Numerous causes of FHF are recognized, and their relative importance differs around the world. Some authors classify them into four major categories: infectious (e.g., viral hepatitis), drugs/chemicals/toxins (e.g., acetaminophen, isoniazid, Amanita phalloides), vascular (e.g., Budd–Chiari syndrome, ischemic hepatitis, tamponade), and metabolic (e.g., Wilson’s disease, Reye’s syndrome, acute fatty liver of pregnancy). In the United States, acetaminophen accounts for nearly 50% of cases followed by idiosyncratic drug reactions (12%). Acute viral hepatitis (hepatitis A and hepatitis B) is the etiologic factor in 12% of cases and has become an infrequent cause of FHF over the last few decades due to effective immunization programs. In contrast, in the developing world, viral hepatitis is the dominant etiology of fulminant hepatitis. Hepatitis C is a rare source of FHF [3].
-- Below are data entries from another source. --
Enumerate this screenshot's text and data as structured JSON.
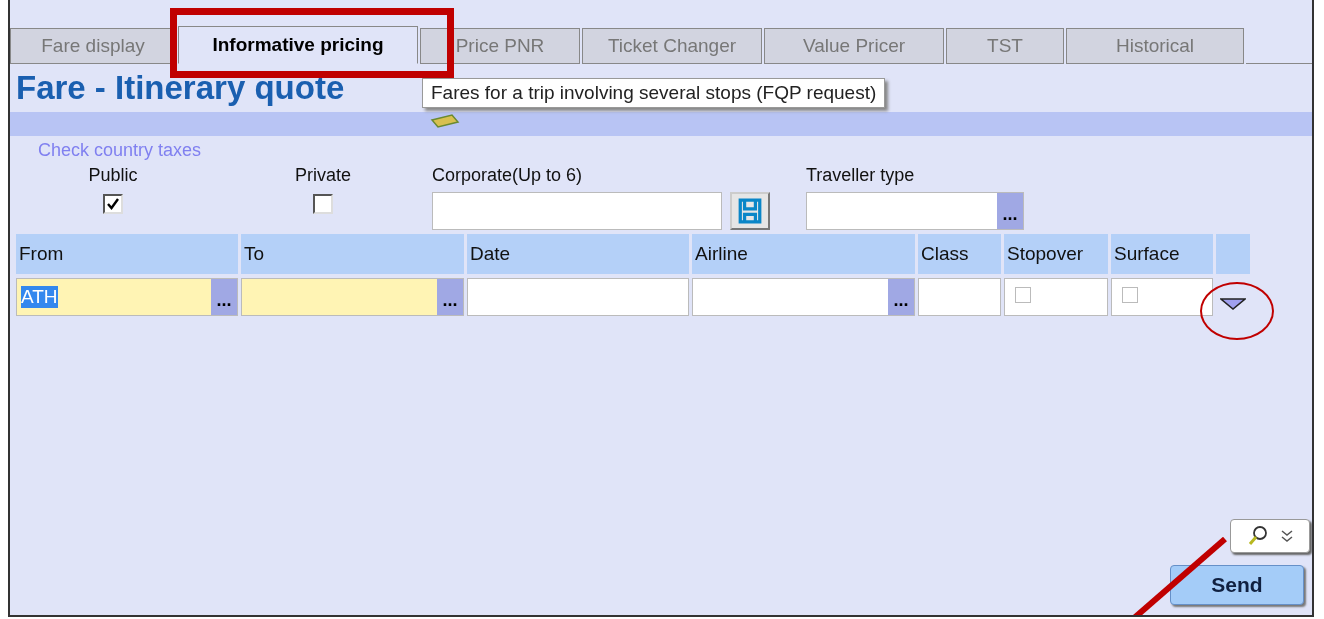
{
  "tabs": [
    {
      "label": "Fare display",
      "selected": false
    },
    {
      "label": "Informative pricing",
      "selected": true
    },
    {
      "label": "Price PNR",
      "selected": false
    },
    {
      "label": "Ticket Changer",
      "selected": false
    },
    {
      "label": "Value Pricer",
      "selected": false
    },
    {
      "label": "TST",
      "selected": false
    },
    {
      "label": "Historical",
      "selected": false
    }
  ],
  "title": "Fare - Itinerary quote",
  "tooltip": "Fares for a trip involving several stops (FQP request)",
  "taxes_link": "Check country taxes",
  "fare_options": [
    {
      "label": "Public",
      "checked": true
    },
    {
      "label": "Private",
      "checked": false
    }
  ],
  "corporate": {
    "label": "Corporate(Up to 6)"
  },
  "traveller_type": {
    "label": "Traveller type",
    "picker": "..."
  },
  "columns": [
    "From",
    "To",
    "Date",
    "Airline",
    "Class",
    "Stopover",
    "Surface"
  ],
  "row": {
    "from": "ATH",
    "from_picker": "...",
    "to_picker": "...",
    "airline_picker": "...",
    "stopover": false,
    "surface": false
  },
  "send_button": "Send"
}
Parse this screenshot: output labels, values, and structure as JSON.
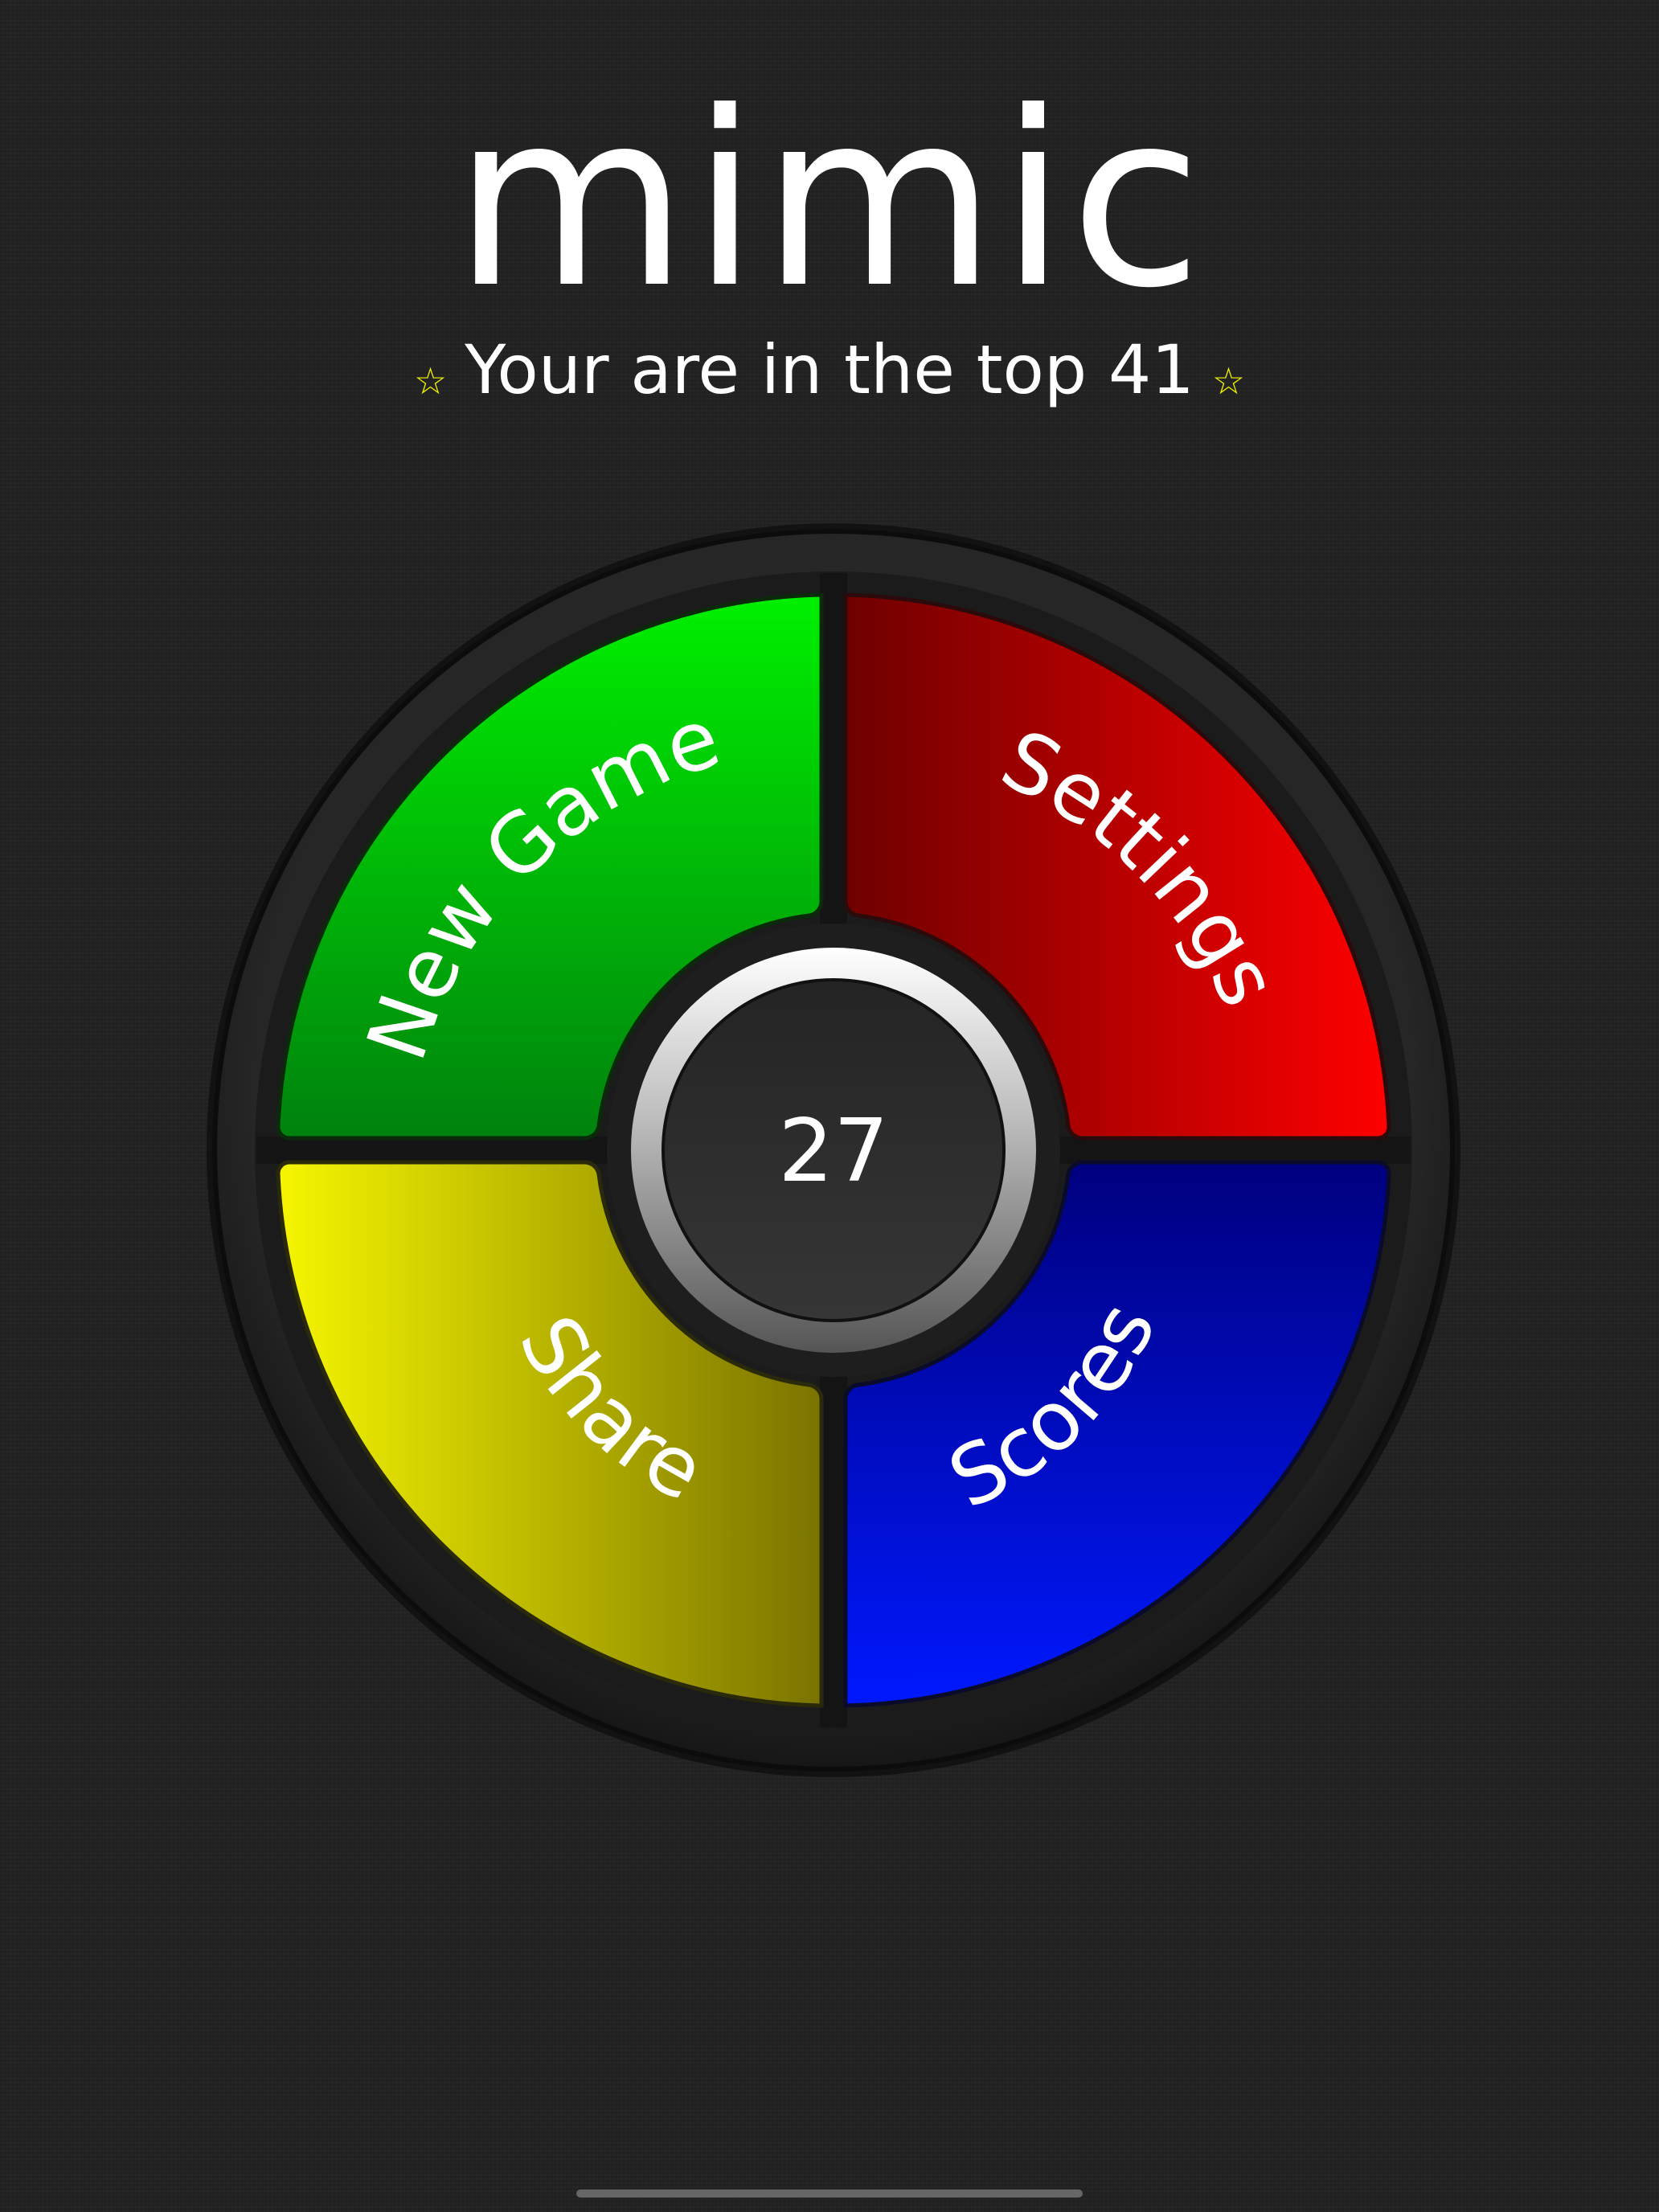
{
  "title": "mimic",
  "rank": {
    "text": "Your are in the top 41",
    "star_icon": "star-icon"
  },
  "board": {
    "score": "27",
    "pads": {
      "green": {
        "label": "New Game",
        "color": "#00c800",
        "icon": ""
      },
      "red": {
        "label": "Settings",
        "color": "#e00000"
      },
      "yellow": {
        "label": "Share",
        "color": "#e0e000"
      },
      "blue": {
        "label": "Scores",
        "color": "#0000e6"
      }
    }
  },
  "colors": {
    "background": "#222222",
    "rank_star": "#f2f200",
    "text": "#ffffff"
  }
}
The identification of the cause of FHF is important because it can provide important prognostic information as well as dictate treatments and antidotes. In the case of viral hepatitis, patient contacts must be identified and informed of the potential need for prophylaxis as indicated. Approximately 20% of adult cases with acute liver failure have indeterminate causes, with women affected more often than men [4,5]. Initial laboratory
testing to delineate etiology and assess degree of injury is obligatory (Table 95.1).

Table 95.1 Initial Laboratory Testing for FHF

Initial Laboratory Testing for FHF

  • Complete blood count
  • Basic metabolic panel
  • INR
  • Liver chemistry panel
  • Lactate
  • Blood gas
  • HIV (rapid antibody test)
  • Pregnancy testing
  • Blood and urine cultures
  • Imaging and other testing
       – CXR/ECG
       – RUQ US with Dopplers
  • Viral markers
       – Hepatitis A IgM antibody
       – Hepatitis B markers
       – Hepatitis C antibody
  • Autoimmune markers
       – Antinuclear antibody
       – Anti–smooth muscle antibody
  • Toxicology screen and drug panel
       – Urine and serum drug screen including acetaminophen, cocaine, alcohol
CXR, chest x-ray; ECG, electrocardiogram; INR, international normalized ratio; HIV, human immunodeficiency virus; RUQ US, right upper quadrant ultrasound.
Liver chemistry panel: aspartate aminotransferase, alanine aminotransferase, alkaline phosphatase, total and direct bilirubin, albumin, total protein.
Hepatitis B markers: hepatitis B surface antigen, hepatitis B surface antibody, hepatitis B core antibodies (IgG, IgM).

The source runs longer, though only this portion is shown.